||2001: A Space Odyssey
1968 - G - 139 Mins.
|Director: Stanley Kubrick|
|Producer: Stanley Kubrick|
|Written By: Arthur C. Clarke and Stanley Kubrick|
|Starring: Keir Dullea, Gary Lockwood, William Sylvester, Daniel Richter, Leonard Rossiter |
|Review by: John Ulmer
As a critic, a lot of times it's hard to successfully evaluate a movie of classic stature. It's always a bit daunting and intimidating sitting down to watch a milestone classic for the first time. If you don't like it, does that make you a movie idiot? Do you have to like every classic film ever made to be a so-called "movie buff"?
The start of the infamous Pointless Super Big Spaceship Dials, Buttons and Lights
If you talk to people, you'll find that a lot of them probably don't personally like "2001: A Space Odyssey." I can name a few friends and relations of mine who don't like it at all. Some hate it. But no people deny its greatness. Whether it affects you in the way it does to some other people doesn't really matter. It's not a great movie like "The Third Man" or "Citizen Kane" that is somewhat graded on how the film affects you emotionally. To be honest, I don't find how "2001" could do this. It's not a character-driven film. It's a showcase picture, and one of the greatest. But there's a fine line between being a great film and a favorite film. Just because I find "2001: A Space Odyssey" to be great, it doesn't necessarily mean it's one of my favorite movies. (Which it certainly isn't.)
My favorite movies are those that affect me, or those that move me, or those that stick with me over the years. I may not rate them as highly as I do "great" movies, since they aren't quite on the same level.
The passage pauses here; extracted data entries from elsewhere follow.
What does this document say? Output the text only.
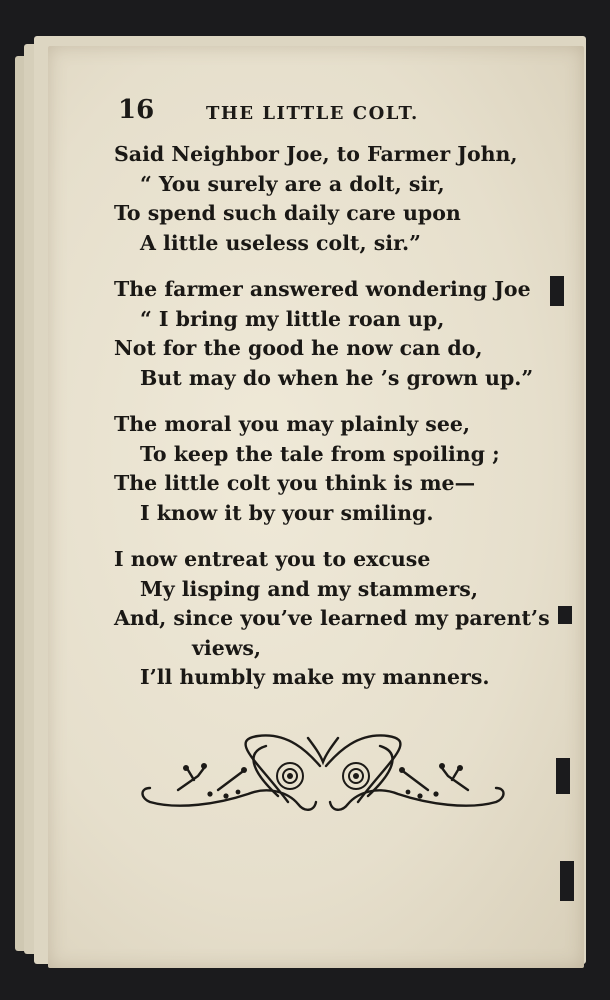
16	THE LITTLE COLT.
Said Neighbor Joe, to Farmer John,
“ You surely are a dolt, sir,
To spend such daily care upon
A little useless colt, sir.”
The farmer answered wondering Joe
“ I bring my little roan up,
Not for the good he now can do,
But may do when he ’s grown up.”
The moral you may plainly see,
To keep the tale from spoiling ;
The little colt you think is me—
I know it by your smiling.
I now entreat you to excuse
My lisping and my stammers,
And, since you’ve learned my parent’s
views,
I’ll humbly make my manners.
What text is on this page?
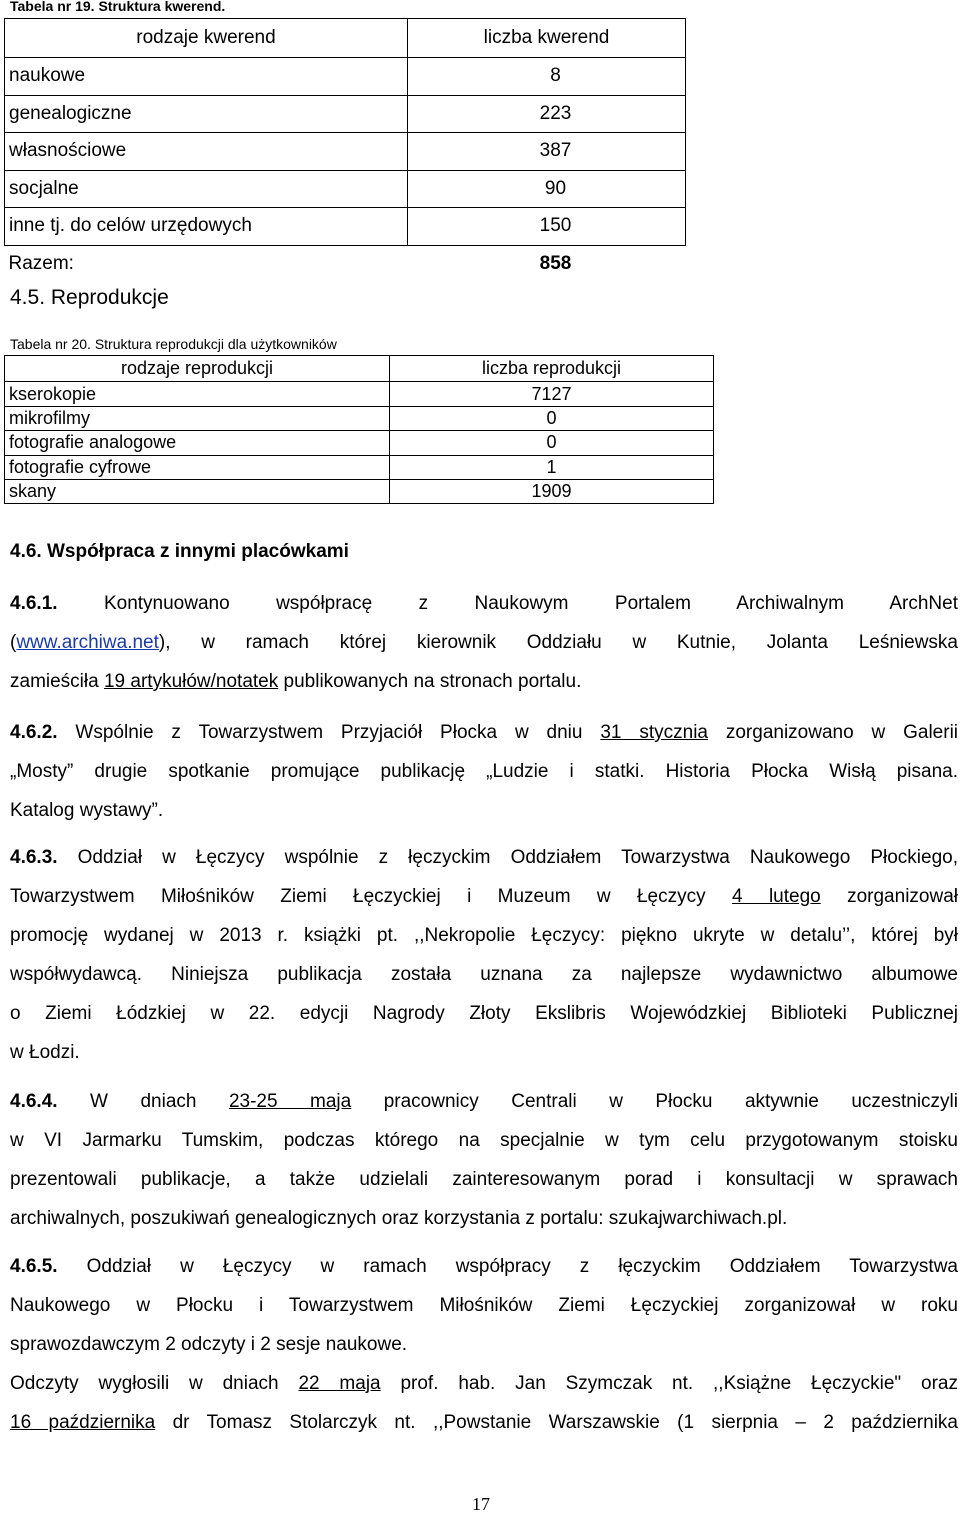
Tabela nr 19. Struktura kwerend.
rodzaje kwerend	liczba kwerend
naukowe	8
genealogiczne	223
własnościowe	387
socjalne	90
inne tj. do celów urzędowych	150
Razem:	858
4.5. Reprodukcje
Tabela nr 20. Struktura reprodukcji dla użytkowników
rodzaje reprodukcji	liczba reprodukcji
kserokopie	7127
mikrofilmy	0
fotografie analogowe	0
fotografie cyfrowe	1
skany	1909
4.6. Współpraca z innymi placówkami
4.6.1. Kontynuowano współpracę z Naukowym Portalem Archiwalnym ArchNet
(www.archiwa.net), w ramach której kierownik Oddziału w Kutnie, Jolanta Leśniewska
zamieściła 19 artykułów/notatek publikowanych na stronach portalu.
4.6.2. Wspólnie z Towarzystwem Przyjaciół Płocka w dniu 31 stycznia zorganizowano w Galerii
„Mosty” drugie spotkanie promujące publikację „Ludzie i statki. Historia Płocka Wisłą pisana.
Katalog wystawy”.
4.6.3. Oddział w Łęczycy wspólnie z łęczyckim Oddziałem Towarzystwa Naukowego Płockiego,
Towarzystwem Miłośników Ziemi Łęczyckiej i Muzeum w Łęczycy 4 lutego zorganizował
promocję wydanej w 2013 r. książki pt. ,,Nekropolie Łęczycy: piękno ukryte w detalu’’, której był
współwydawcą. Niniejsza publikacja została uznana za najlepsze wydawnictwo albumowe
o Ziemi Łódzkiej w 22. edycji Nagrody Złoty Ekslibris Wojewódzkiej Biblioteki Publicznej
w Łodzi.
4.6.4. W dniach 23-25 maja pracownicy Centrali w Płocku aktywnie uczestniczyli
w VI Jarmarku Tumskim, podczas którego na specjalnie w tym celu przygotowanym stoisku
prezentowali publikacje, a także udzielali zainteresowanym porad i konsultacji w sprawach
archiwalnych, poszukiwań genealogicznych oraz korzystania z portalu: szukajwarchiwach.pl.
4.6.5. Oddział w Łęczycy w ramach współpracy z łęczyckim Oddziałem Towarzystwa
Naukowego w Płocku i Towarzystwem Miłośników Ziemi Łęczyckiej zorganizował w roku
sprawozdawczym 2 odczyty i 2 sesje naukowe.
Odczyty wygłosili w dniach 22 maja prof. hab. Jan Szymczak nt. ,,Książne Łęczyckie" oraz
16 października dr Tomasz Stolarczyk nt. ,,Powstanie Warszawskie (1 sierpnia – 2 października
17
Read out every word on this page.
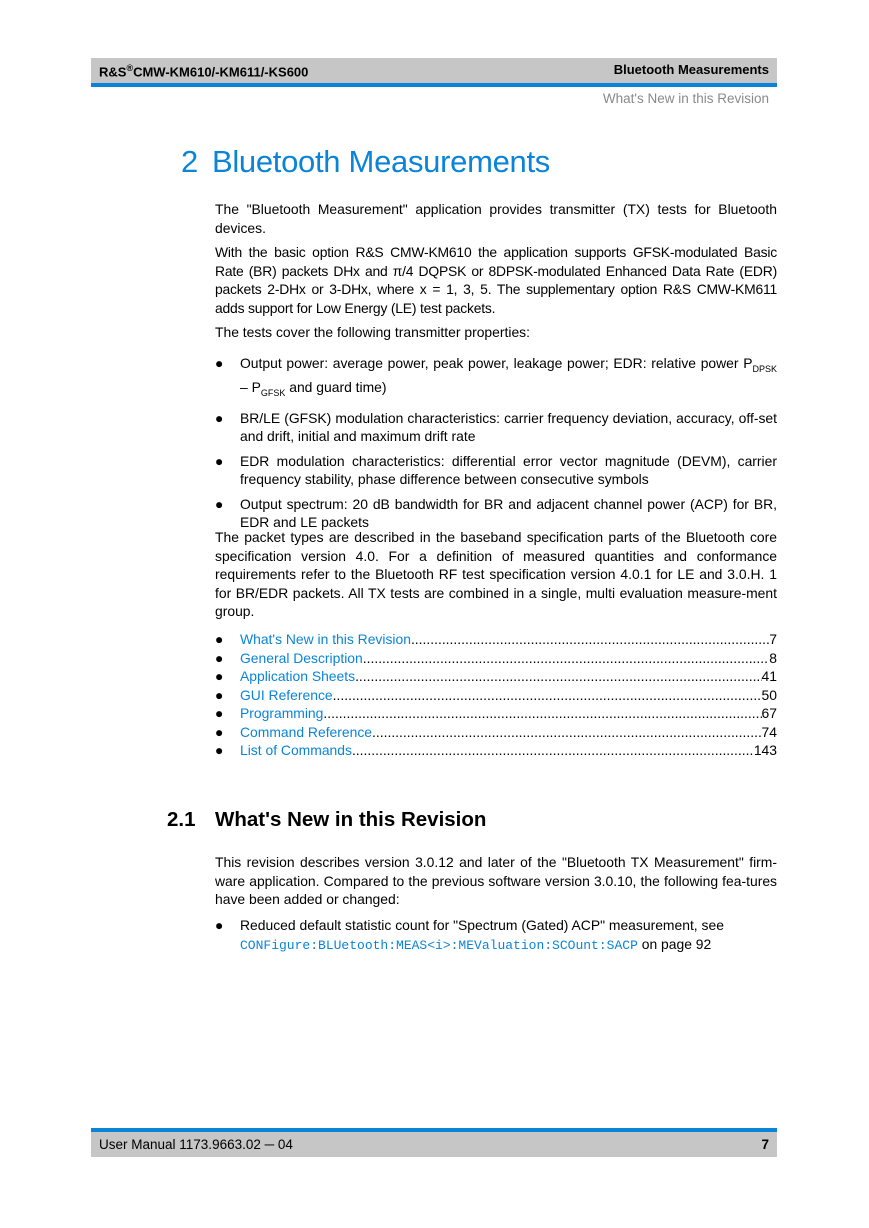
R&S®CMW-KM610/-KM611/-KS600	Bluetooth Measurements
What's New in this Revision
2 Bluetooth Measurements

The "Bluetooth Measurement" application provides transmitter (TX) tests for Bluetooth devices.

With the basic option R&S CMW-KM610 the application supports GFSK-modulated Basic Rate (BR) packets DHx and π/4 DQPSK or 8DPSK-modulated Enhanced Data Rate (EDR) packets 2-DHx or 3-DHx, where x = 1, 3, 5. The supplementary option R&S CMW-KM611 adds support for Low Energy (LE) test packets.

The tests cover the following transmitter properties:

● Output power: average power, peak power, leakage power; EDR: relative power $P_{DPSK} - P_{GFSK}$ and guard time)
● BR/LE (GFSK) modulation characteristics: carrier frequency deviation, accuracy, off-set and drift, initial and maximum drift rate
● EDR modulation characteristics: differential error vector magnitude (DEVM), carrier frequency stability, phase difference between consecutive symbols
● Output spectrum: 20 dB bandwidth for BR and adjacent channel power (ACP) for BR, EDR and LE packets

The packet types are described in the baseband specification parts of the Bluetooth core specification version 4.0. For a definition of measured quantities and conformance requirements refer to the Bluetooth RF test specification version 4.0.1 for LE and 3.0.H. 1 for BR/EDR packets. All TX tests are combined in a single, multi evaluation measure-ment group.

● What's New in this Revision .....	7
● General Description .....	8
● Application Sheets .....	41
● GUI Reference .....	50
● Programming .....	67
● Command Reference .....	74
● List of Commands .....	143
2.1 What's New in this Revision

This revision describes version 3.0.12 and later of the "Bluetooth TX Measurement" firm-ware application. Compared to the previous software version 3.0.10, the following fea-tures have been added or changed:

● Reduced default statistic count for "Spectrum (Gated) ACP" measurement, see
CONFigure:BLUetooth:MEAS<i>:MEValuation:SCOunt:SACP on page 92
User Manual 1173.9663.02 ─ 04	7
The films that occupy my humble list of favorites include "The Godfather," "Scarface," "Goodfellas," "The Third Man," "Casablanca," "Lethal Weapon," "Toy Story 1 and 2," and "Planes, Trains and Automobiles." (To name a few.) I don't necessarily feel the need to rate all of these films as highly as I would a film such as "2001." I might give "2001" a full-star rating, but it doesn't necessarily mean I enjoy watching it more than other films.
Judging movies is a tricky thing, because a lot of people look at the rating of the film by itself, ignoring the actual text within that review. Sometimes I get the rare nasty letter from a reader who says, "I can't believe you gave [movie title] so little/high a rating!" Did that reader take the time to read my review and see why I did what I did? I've found that most of the time, the answer to that question is no.
Sometimes when you review a movie -- especially classics -- you have to grade the film on what it is trying to accomplish and if it succeeds or not. "2001" does. It is one of the most famous films of all time, often shown at film lectures and study groups for people willing to devote hours of their life to the film in order to break down every single element of it, frame-by-frame. (I'm not one of those people.)
I myself am not quite so sure what everything means. It opens at the dawn of time, millions of years ago, with a pack of cheesy monkeys that eventually learn to use the bone of a dead animal as a weapon. This scene has little effect on me since I am not an evolutionist, but it may to those who are.
In what is often considered the farthest fast-forward in history (perhaps equalled only by the opening of "Adaptation," which leaps from millions of years ago to the present), we are shown a spaceship floating majestically through space. This is the showcase of the film, and from here on it's all for show.
Without "2001" there would be no space films as we know them today, and almost certainly no "Star Wars." It is the king of the genre -- the granddaddy of all modern-day space exploration films. "Red Planet" and "Mission to Mars," as bad as they may be, take direct styles from this film. It's incredibly dated by today's standards, which may explain its rapid decrease in popularity in the past decade. With the special effects extravaganzas coming out nowadays, "2001" seems like a boring, silly film. Not to disrespect its reputation, but in a way, it is, and always has been exactly that.
"2001" has been called a silent film before, and that is probably a correct assessment. There's some dialogue, but very little -- from the opening scene to the last, almost every frame is occupied with a classical music track. It would be interesting to see this film without its soundtrack. It would undoubtedly be a painful viewing.
The movie is about the exploration of a space ship crew in the year 2001, but the plot is introduced late and sticks around very little. This angered me the first time I saw the film -- it seemed like a mess of a bunch of different ideas joined together by Stanley Kubrick -- but on a second viewing I realized that the point of the film was not really its story, but its deeper intracicies. The late plot is just a way of getting them across.
Modern-day audiences continue to shrug off this film and ignore it. They're too busy with the newest Vin Diesel space movie to realize that their precious actioners wouldn't exist in the first place without this film. Stanley Kubrick is not a household name anymore. Films like "Dr. Strangelove" continue his legacy through the years, but as new generations of moviegoers flock to the theaters, his name is forgotten.
That's ignorant because all space movies -- as we know them -- rely on "2001." I don't find this better than "Star Wars" or even a lesser space film such as "Total Recall" (which I gave a lesser rating), but they wouldn't exist without "2001," and I make sure to acknowledge that whenever possible.
"2001: A Space Odyssey" isn't a movie I'd like to watch over and over again. It's certainly not one of my favorite movies. It doesn't move or affect me like some of my other favorite films. But it's a great movie, in the true sense of the meaning, and I grade it on what it is and what it accomplishes and how it does these things. For that reason alone it deserves the full-star rating. To give it anything else, I fear, would be a sin.